In October 1901, President Lorenzo Snow died and President Joseph F. Smith was set apart and ordained president of the Church. During President Smith's term, a number of significant developments occurred.

On Dec. 23, 1905, 100 years after Joseph Smith's birth, President Smith dedicated the Joseph Smith Memorial Monument in Sharon, Vt., on property acquired earlier in the year. In the summer of 1906, President Smith became the first president to travel overseas as he visited Europe. In 1907, he announced that, in large part due to the renewal of emphasis on tithing by President Snow, the Church had completely retired its debt. In a related development in 1908, Presiding Bishop Charles W. Nibley moved the Church to an all-cash basis and no longer issued tithing scrip.

As the debate on Darwinism and evolution continued in the national press, President Smith and his counselors issued an important statement on the origin of man that was published in the 1909 Improvement Era. This statement remains an important teaching of Church doctrine.

Other innovations in the Church in the first decade included the start of monthly magazines by the auxiliaries. The Juvenile Instructor was purchased in 1901 from the George Q. Cannon family by the Sunday School and became its official publication. The Primary started The Children's Friend in 1902.

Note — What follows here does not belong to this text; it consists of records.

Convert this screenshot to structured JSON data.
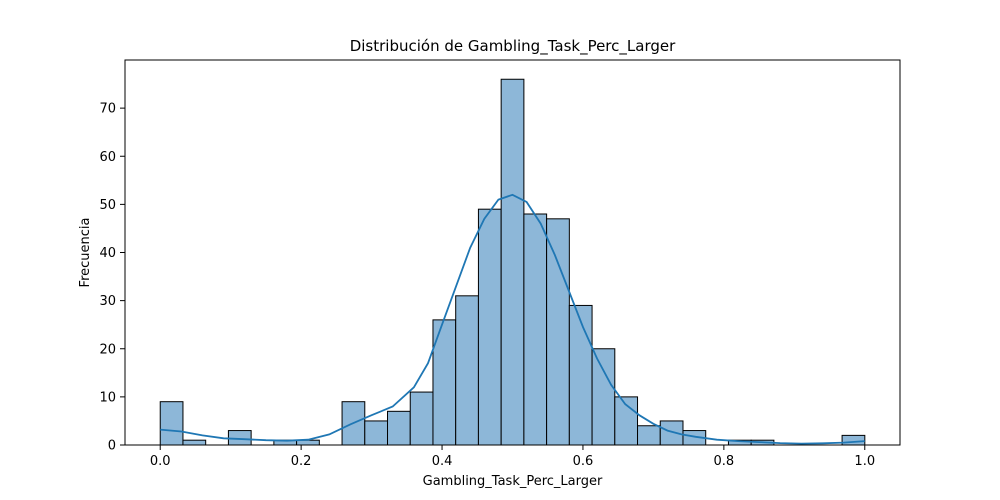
{
  "chart_data": {
    "type": "bar",
    "title": "Distribución de Gambling_Task_Perc_Larger",
    "xlabel": "Gambling_Task_Perc_Larger",
    "ylabel": "Frecuencia",
    "xlim": [
      -0.05,
      1.05
    ],
    "ylim": [
      0,
      80
    ],
    "xticks": [
      0.0,
      0.2,
      0.4,
      0.6,
      0.8,
      1.0
    ],
    "xtick_labels": [
      "0.0",
      "0.2",
      "0.4",
      "0.6",
      "0.8",
      "1.0"
    ],
    "yticks": [
      0,
      10,
      20,
      30,
      40,
      50,
      60,
      70
    ],
    "ytick_labels": [
      "0",
      "10",
      "20",
      "30",
      "40",
      "50",
      "60",
      "70"
    ],
    "grid": false,
    "bar_color": "#8db7d8",
    "line_color": "#1f77b4",
    "bins": {
      "start": 0.0,
      "width": 0.03226,
      "counts": [
        9,
        1,
        0,
        3,
        0,
        1,
        1,
        0,
        9,
        5,
        7,
        11,
        26,
        31,
        49,
        76,
        48,
        47,
        29,
        20,
        10,
        4,
        5,
        3,
        0,
        1,
        1,
        0,
        0,
        0,
        2
      ]
    },
    "kde": {
      "x": [
        0.0,
        0.03,
        0.06,
        0.09,
        0.12,
        0.15,
        0.18,
        0.21,
        0.24,
        0.27,
        0.3,
        0.33,
        0.36,
        0.38,
        0.4,
        0.42,
        0.44,
        0.46,
        0.48,
        0.5,
        0.52,
        0.54,
        0.56,
        0.58,
        0.6,
        0.62,
        0.64,
        0.66,
        0.68,
        0.7,
        0.72,
        0.74,
        0.76,
        0.79,
        0.82,
        0.85,
        0.88,
        0.91,
        0.94,
        0.97,
        1.0
      ],
      "y": [
        3.2,
        2.8,
        2.0,
        1.4,
        1.2,
        1.0,
        0.9,
        1.1,
        2.2,
        4.3,
        6.2,
        8.0,
        12.0,
        17.0,
        25.0,
        33.0,
        41.0,
        47.0,
        51.0,
        52.0,
        50.5,
        46.0,
        39.5,
        32.0,
        24.5,
        18.0,
        12.5,
        8.5,
        6.2,
        4.4,
        3.0,
        2.2,
        1.7,
        1.1,
        0.8,
        0.6,
        0.4,
        0.3,
        0.35,
        0.5,
        0.8
      ]
    }
  }
}
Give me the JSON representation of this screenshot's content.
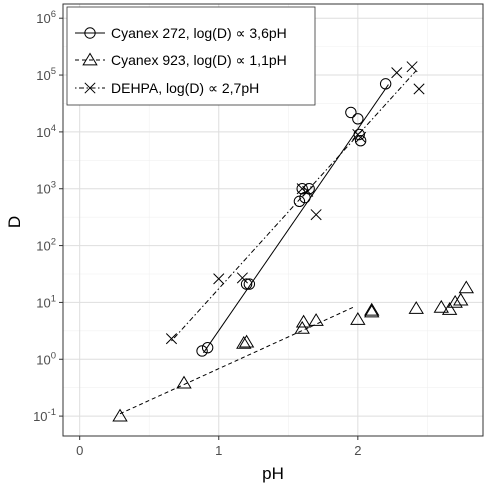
{
  "chart_data": {
    "type": "scatter",
    "title": "",
    "xlabel": "pH",
    "ylabel": "D",
    "xlim": [
      -0.12,
      2.9
    ],
    "ylim_log10": [
      -1.35,
      6.25
    ],
    "yscale": "log",
    "grid": true,
    "legend_position": "top-left",
    "x_ticks": [
      {
        "value": 0,
        "label": "0"
      },
      {
        "value": 1,
        "label": "1"
      },
      {
        "value": 2,
        "label": "2"
      }
    ],
    "y_ticks": [
      {
        "exp": -1,
        "base": "10",
        "sup": "-1"
      },
      {
        "exp": 0,
        "base": "10",
        "sup": "0"
      },
      {
        "exp": 1,
        "base": "10",
        "sup": "1"
      },
      {
        "exp": 2,
        "base": "10",
        "sup": "2"
      },
      {
        "exp": 3,
        "base": "10",
        "sup": "3"
      },
      {
        "exp": 4,
        "base": "10",
        "sup": "4"
      },
      {
        "exp": 5,
        "base": "10",
        "sup": "5"
      },
      {
        "exp": 6,
        "base": "10",
        "sup": "6"
      }
    ],
    "series": [
      {
        "name": "Cyanex 272, log(D) ∝ 3,6pH",
        "marker": "circle",
        "line_style": "solid",
        "x": [
          0.88,
          0.92,
          1.2,
          1.22,
          1.58,
          1.6,
          1.62,
          1.65,
          1.95,
          2.0,
          2.01,
          2.02,
          2.2
        ],
        "y": [
          1.4,
          1.6,
          21,
          21,
          600,
          1000,
          700,
          1000,
          22000,
          17000,
          9000,
          7000,
          70000
        ],
        "fit": {
          "x": [
            0.89,
            2.22
          ],
          "y": [
            1.3,
            68000
          ]
        }
      },
      {
        "name": "Cyanex 923, log(D) ∝ 1,1pH",
        "marker": "triangle",
        "line_style": "dashed",
        "x": [
          0.29,
          0.75,
          1.18,
          1.2,
          1.6,
          1.61,
          1.7,
          2.0,
          2.1,
          2.1,
          2.42,
          2.6,
          2.66,
          2.7,
          2.74,
          2.78
        ],
        "y": [
          0.1,
          0.38,
          1.9,
          2.0,
          3.5,
          4.5,
          4.8,
          5.0,
          6.8,
          7.3,
          7.8,
          8.2,
          7.5,
          10,
          11,
          18
        ],
        "fit": {
          "x": [
            0.29,
            1.98
          ],
          "y": [
            0.11,
            8.5
          ]
        }
      },
      {
        "name": "DEHPA, log(D) ∝ 2,7pH",
        "marker": "cross",
        "line_style": "dotdash",
        "x": [
          0.66,
          1.0,
          1.17,
          1.6,
          1.64,
          1.7,
          2.0,
          2.02,
          2.28,
          2.39,
          2.44
        ],
        "y": [
          2.3,
          26,
          27,
          1000,
          900,
          350,
          9000,
          8000,
          110000,
          140000,
          57000
        ],
        "fit": {
          "x": [
            0.66,
            2.42
          ],
          "y": [
            2.1,
            120000
          ]
        }
      }
    ]
  }
}
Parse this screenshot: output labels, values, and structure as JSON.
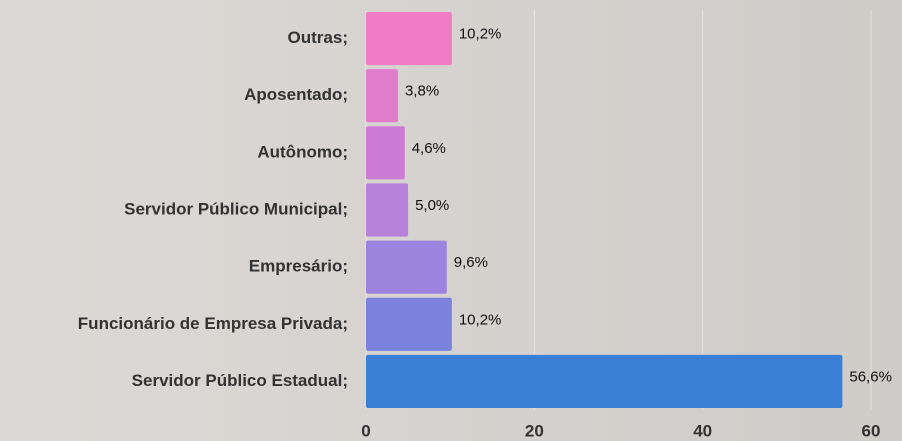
{
  "chart_data": {
    "type": "bar",
    "orientation": "horizontal",
    "categories": [
      "Outras;",
      "Aposentado;",
      "Autônomo;",
      "Servidor Público Municipal;",
      "Empresário;",
      "Funcionário de Empresa Privada;",
      "Servidor Público Estadual;"
    ],
    "values": [
      10.2,
      3.8,
      4.6,
      5.0,
      9.6,
      10.2,
      56.6
    ],
    "value_labels": [
      "10,2%",
      "3,8%",
      "4,6%",
      "5,0%",
      "9,6%",
      "10,2%",
      "56,6%"
    ],
    "colors": [
      "#f07cc6",
      "#e17ccd",
      "#cd7bd4",
      "#b882da",
      "#9c84de",
      "#7a82de",
      "#3a7fd6"
    ],
    "xlim": [
      0,
      60
    ],
    "xticks": [
      0,
      20,
      40,
      60
    ],
    "grid": true
  }
}
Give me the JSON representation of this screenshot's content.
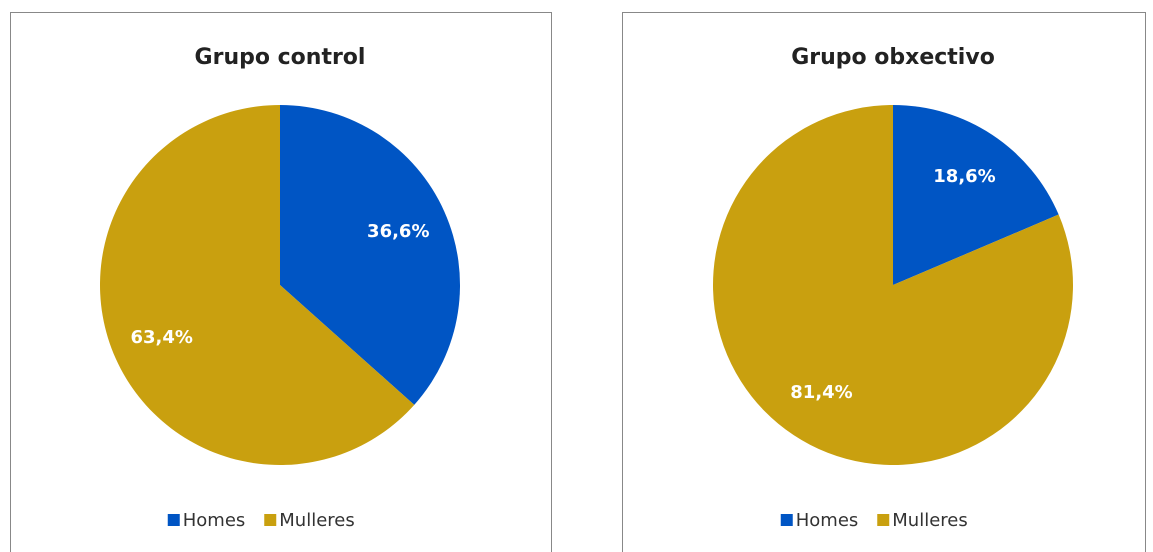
{
  "chart_data": [
    {
      "type": "pie",
      "title": "Grupo control",
      "categories": [
        "Homes",
        "Mulleres"
      ],
      "values": [
        36.6,
        63.4
      ],
      "value_labels": [
        "36,6%",
        "63,4%"
      ],
      "colors": [
        "#0055c4",
        "#c9a00f"
      ],
      "legend": "bottom"
    },
    {
      "type": "pie",
      "title": "Grupo obxectivo",
      "categories": [
        "Homes",
        "Mulleres"
      ],
      "values": [
        18.6,
        81.4
      ],
      "value_labels": [
        "18,6%",
        "81,4%"
      ],
      "colors": [
        "#0055c4",
        "#c9a00f"
      ],
      "legend": "bottom"
    }
  ]
}
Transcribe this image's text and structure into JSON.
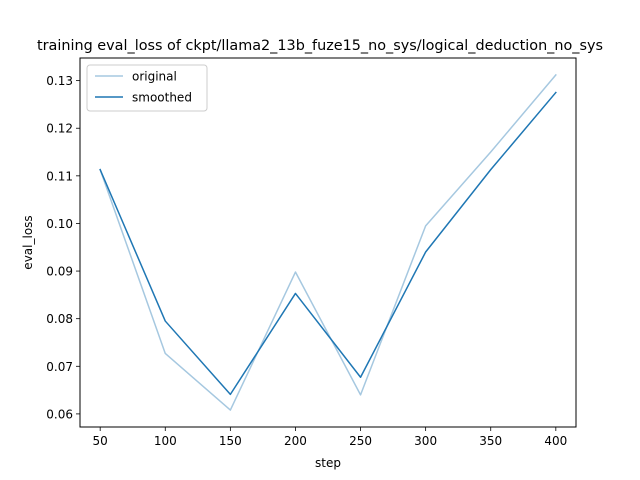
{
  "chart_data": {
    "type": "line",
    "title": "training eval_loss of ckpt/llama2_13b_fuze15_no_sys/logical_deduction_no_sys",
    "xlabel": "step",
    "ylabel": "eval_loss",
    "x": [
      50,
      100,
      150,
      200,
      250,
      300,
      350,
      400
    ],
    "xlim": [
      34.5,
      415.5
    ],
    "ylim": [
      0.05725,
      0.13475
    ],
    "xticks": [
      50,
      100,
      150,
      200,
      250,
      300,
      350,
      400
    ],
    "yticks": [
      0.06,
      0.07,
      0.08,
      0.09,
      0.1,
      0.11,
      0.12,
      0.13
    ],
    "ytick_labels": [
      "0.06",
      "0.07",
      "0.08",
      "0.09",
      "0.10",
      "0.11",
      "0.12",
      "0.13"
    ],
    "grid": false,
    "legend_position": "top-left",
    "series": [
      {
        "name": "original",
        "color": "#a6c8e0",
        "values": [
          0.1113,
          0.0727,
          0.0608,
          0.0898,
          0.064,
          0.0995,
          0.115,
          0.1312
        ]
      },
      {
        "name": "smoothed",
        "color": "#1f77b4",
        "values": [
          0.1113,
          0.0795,
          0.0641,
          0.0853,
          0.0677,
          0.094,
          0.1113,
          0.1275
        ]
      }
    ]
  }
}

Systematic courses of study throughout the Church were started for the Seventies in 1907, and a year later uniform courses of study began for all the priesthood quorums. Also in 1908, the Church's General Priesthood Committee recommended for the first time the ordination of young men to priesthood offices at specific ages. Recommendations at the time were for ordination of deacons at age 12, teachers at age 15, priests at age 18 and elders at age 21.

The Church was mindful of its history during the first decade of the 20th century. The five-volume documentary History of the Church, edited by Elder B. H. Roberts, was published, and a number of historic sites were purchased.

Carthage Jail was acquired in 1903, and in 1904 the Church purchased 25 acres in Independence, Mo. The 100-acre Smith Farm near Palmyra, N.Y., including the Sacred Grove, was purchased in 1907. Additional land in Far West, Mo., was purchased in 1909.

So in the early 1900s as Bishop Jacobs avidly read his newspaper, the progress of the Church continued. One decade followed another, each bringing change and challenges. After nearly a century has come and gone, Bishop Jacobs' daughter, Oa Jacobs Cannon, who, in the intervening time, served as a member of the Relief Society general board from 1964-74 and was twice widowed, now lives in a comfortable assisted-living facility in Salt Lake City. She is far removed from the circumstances of her childhood. Nothing around her was made or grown at home. To keep busy, she finds projects to work on and has written several histories.

"It has been a great life," she said. "I can see that now, but it was hard while I was going through it."

She reflected on the passage of a century and the century's progress, and observed:

"There hasn't been so much a change in people as there has been a change in family life. People are busier now, but people don't spend as much time doing things that are real."